Depraved, Deranged, and Doing Real Damage
The former president is a grotesque man presiding over a grotesque party.
In his speech last night to his supporters at Mar-a-Lago, made several hours after he was arraigned in Manhattan on 34 felony counts, Donald Trump took aim at Juan Merchan, the judge in the case.
“I have a Trump-hating judge with a Trump-hating wife and family, whose daughter worked for Kamala Harris and now receives money from the Biden-Harris campaign, and a lot of it,” Trump said. He also compared the conduct of Merchan, who presided over the Trump Organization’s tax-fraud trial, to something “right out of the old Soviet Union.”
Earlier in the day, two of Trump’s sons, Don Jr. and Eric, attacked the judge’s daughter as well, with the former tweeting a picture of her. This came a few days after Trump posted a fake image of himself swinging a baseball bat at the head of Manhattan District Attorney Alvin Bragg, whom Trump referred to on his Truth Social platform as an “animal.”

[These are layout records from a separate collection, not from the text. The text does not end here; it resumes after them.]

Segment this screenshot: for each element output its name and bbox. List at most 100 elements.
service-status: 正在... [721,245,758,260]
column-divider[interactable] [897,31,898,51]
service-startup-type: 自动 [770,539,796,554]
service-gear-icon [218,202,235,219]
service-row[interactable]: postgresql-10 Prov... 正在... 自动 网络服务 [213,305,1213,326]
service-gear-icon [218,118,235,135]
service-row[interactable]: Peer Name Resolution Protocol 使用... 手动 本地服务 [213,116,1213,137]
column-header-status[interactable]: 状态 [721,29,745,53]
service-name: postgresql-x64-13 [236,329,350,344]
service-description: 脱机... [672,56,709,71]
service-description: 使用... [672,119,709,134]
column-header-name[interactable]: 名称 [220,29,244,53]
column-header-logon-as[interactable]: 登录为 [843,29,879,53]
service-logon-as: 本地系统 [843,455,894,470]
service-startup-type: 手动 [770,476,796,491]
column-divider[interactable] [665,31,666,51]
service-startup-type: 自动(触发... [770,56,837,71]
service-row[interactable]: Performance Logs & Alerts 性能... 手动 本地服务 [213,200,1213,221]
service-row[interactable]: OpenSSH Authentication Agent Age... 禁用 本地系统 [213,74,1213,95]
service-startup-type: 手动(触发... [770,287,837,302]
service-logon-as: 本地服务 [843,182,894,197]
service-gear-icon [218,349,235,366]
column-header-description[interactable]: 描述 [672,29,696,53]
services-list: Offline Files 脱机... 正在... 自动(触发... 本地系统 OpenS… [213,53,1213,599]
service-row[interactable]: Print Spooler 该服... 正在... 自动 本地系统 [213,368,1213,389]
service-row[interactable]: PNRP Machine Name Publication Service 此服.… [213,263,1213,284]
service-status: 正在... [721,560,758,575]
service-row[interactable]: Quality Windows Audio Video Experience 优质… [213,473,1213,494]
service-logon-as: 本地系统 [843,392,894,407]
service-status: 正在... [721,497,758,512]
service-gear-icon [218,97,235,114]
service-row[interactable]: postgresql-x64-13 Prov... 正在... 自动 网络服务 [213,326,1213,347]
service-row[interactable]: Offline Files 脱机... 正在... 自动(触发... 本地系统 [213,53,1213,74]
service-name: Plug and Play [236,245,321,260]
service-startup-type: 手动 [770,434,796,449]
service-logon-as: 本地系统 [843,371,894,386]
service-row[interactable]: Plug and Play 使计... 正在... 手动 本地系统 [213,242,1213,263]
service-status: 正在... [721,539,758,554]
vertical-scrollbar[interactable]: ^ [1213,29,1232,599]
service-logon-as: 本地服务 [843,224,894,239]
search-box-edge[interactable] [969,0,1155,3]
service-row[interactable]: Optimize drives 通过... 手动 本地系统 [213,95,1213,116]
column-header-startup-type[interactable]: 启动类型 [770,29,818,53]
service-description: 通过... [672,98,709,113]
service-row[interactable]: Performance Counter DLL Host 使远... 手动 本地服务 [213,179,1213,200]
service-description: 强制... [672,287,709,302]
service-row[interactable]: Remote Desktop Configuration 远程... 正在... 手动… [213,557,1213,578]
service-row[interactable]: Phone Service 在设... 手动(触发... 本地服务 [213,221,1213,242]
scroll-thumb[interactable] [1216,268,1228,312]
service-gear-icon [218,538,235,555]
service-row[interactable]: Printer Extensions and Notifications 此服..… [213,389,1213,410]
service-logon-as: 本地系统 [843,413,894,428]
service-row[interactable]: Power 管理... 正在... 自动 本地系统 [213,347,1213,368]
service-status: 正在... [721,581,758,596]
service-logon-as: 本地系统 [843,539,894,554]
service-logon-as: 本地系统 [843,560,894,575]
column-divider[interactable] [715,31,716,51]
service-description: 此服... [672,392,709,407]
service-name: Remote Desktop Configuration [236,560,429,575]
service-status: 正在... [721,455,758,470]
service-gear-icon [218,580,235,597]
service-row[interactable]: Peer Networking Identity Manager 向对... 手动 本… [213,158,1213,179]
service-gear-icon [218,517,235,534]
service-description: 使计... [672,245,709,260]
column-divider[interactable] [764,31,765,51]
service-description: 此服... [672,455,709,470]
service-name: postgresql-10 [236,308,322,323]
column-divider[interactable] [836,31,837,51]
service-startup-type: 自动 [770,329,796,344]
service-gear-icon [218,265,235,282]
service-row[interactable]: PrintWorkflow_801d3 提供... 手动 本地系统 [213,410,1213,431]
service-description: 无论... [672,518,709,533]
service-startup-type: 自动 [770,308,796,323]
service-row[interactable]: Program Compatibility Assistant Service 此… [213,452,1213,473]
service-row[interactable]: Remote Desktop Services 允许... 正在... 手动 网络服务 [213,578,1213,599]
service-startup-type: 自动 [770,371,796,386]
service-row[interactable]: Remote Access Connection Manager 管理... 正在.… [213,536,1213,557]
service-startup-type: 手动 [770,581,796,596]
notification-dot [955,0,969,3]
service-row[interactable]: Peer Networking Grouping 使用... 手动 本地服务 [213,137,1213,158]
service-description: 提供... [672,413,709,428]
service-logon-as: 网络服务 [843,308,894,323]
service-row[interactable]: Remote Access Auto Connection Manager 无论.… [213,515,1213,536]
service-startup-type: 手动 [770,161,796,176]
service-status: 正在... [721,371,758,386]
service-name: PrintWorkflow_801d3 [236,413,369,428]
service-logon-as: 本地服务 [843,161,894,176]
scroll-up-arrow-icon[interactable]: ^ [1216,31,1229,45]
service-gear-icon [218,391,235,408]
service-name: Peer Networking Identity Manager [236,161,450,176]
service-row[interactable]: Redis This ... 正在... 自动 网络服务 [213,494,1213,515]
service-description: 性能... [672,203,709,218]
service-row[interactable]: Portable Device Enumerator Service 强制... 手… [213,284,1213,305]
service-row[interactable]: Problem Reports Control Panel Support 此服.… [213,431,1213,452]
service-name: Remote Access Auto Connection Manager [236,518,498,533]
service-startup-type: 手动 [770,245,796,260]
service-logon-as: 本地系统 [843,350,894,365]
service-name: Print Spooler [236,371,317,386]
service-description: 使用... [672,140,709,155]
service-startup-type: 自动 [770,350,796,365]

I recently wrote that Trump was behaving like a mob boss. That comparison turns out to have been insulting to mob bosses everywhere. Andrew Weissmann, a former lead prosecutor in Robert Mueller’s Special Counsel’s office, was asked on MSNBC about Trump’s attack on Judge Merchan and his family. Noting that he had prosecuted Mafia cases in the past, Weissmann said, “You do not have this behavior from a mob boss. There is a rule in organized crime. You do not do this with respect to prosecutors. You don’t do this with respect to the judge. You certainly don’t go after their families. It’s bad business to do that.” Leave it to Donald Trump to go where Mafia dons will not.
On the day Trump was arraigned, the RealClearPolitics average of polls showed him far ahead of Florida Governor Ron DeSantis, 50.8 percent to 24.6 percent, with no other Republican drawing above 5 percent. In recent weeks, Trump has been surging in the polls, including since the indictment was announced.
Sarah Longwell, who has been doing focus groups with two-time Trump voters, reports that in her most recent groups, everyone supported Trump for the 2024 GOP nomination, which hasn’t been the case for months and months.
Almost all elected Republicans who have spoken out have rallied to defend Trump. Senator Lindsey Graham appeared to be on the verge of tears as he begged people to send money to support Trump. Even those positioning themselves to challenge Trump for the GOP nomination are rising to the defense of the indicted ex-president. In listening to them, you would think Trump has never done anything wrong, ever. He is a victim, a persecuted martyr—and, as Marjorie Taylor Greene reminded us, he is in good company: Jesus was arrested too. (This was a particularly nice touch during Holy Week.)
Two things are happening at once: Trump, depraved and deranged, is lashing out, more venomous than ever. As my colleague David Graham notes, in last night’s speech, Trump described Special Counsel Jack Smith as “a radical-left lunatic known as a bomb thrower”; the Fulton County, Georgia, prosecutor Fani Willis as “a local racist Democrat district attorney in Atlanta”; and New York Attorney General Letitia James as a “racist.” All three are investigating Trump.
Republican officials, whether they appreciate and admire Trump or are fearful of and submissive to him, continue to stand by him. They recognize that he is the most dominant and popular figure in the Republican Party. And they are stuck with him.
They have had countless opportunities over the years to take the exit ramp, from the release of the Access Hollywood tape, to Trump’s first impeachment, to his attempt to overthrow an election, to the violent insurrection at the Capitol. They have refused every time. More criminal charges of an even more serious nature are unlikely to change that. We’re witnessing the political equivalent of abuse victims struggling to break with their abusers. Having long failed to part ways with Trump, they now feel like they can never break with him. Privately, many Republicans hope that someone else, anyone else, including prosecutors, will do what they were too craven to do, and free them of Trump. But publicly, they are, almost to a person, on his side. The tribe demands no less of its members. To do otherwise is to suffer the fate of the intrepid Liz Cheney.
Republican leaders never grasped how, at every juncture, their willingness to go along with Trump even when they knew better—their willingness to defend his misdeeds, to attack his critics, to bite their tongue, to engage in whataboutism—increased Trump’s hold on the party and further radicalized the base. As that happened, the “normies” became more passive, more compliant, less influential, and more willing to accept and defend a man who is, by any reasonable standard, crazed and unstable. And so, here we are.
The Trump era has been illuminating in this regard. In the past, wondering just how far a party would go in defense of its leader was a matter of speculation. But Trump has moved this question from the realm of speculation to the realm of reality. The GOP has hitched its wagon to Trump, and he is leading them to places even they never imagined. A grotesque man presides over a grotesque party.
In January 2016, when Trump said he could stand in the middle of Fifth Avenue and shoot somebody and not lose any voters, people thought it was hyperbole. It turned out to be prophecy.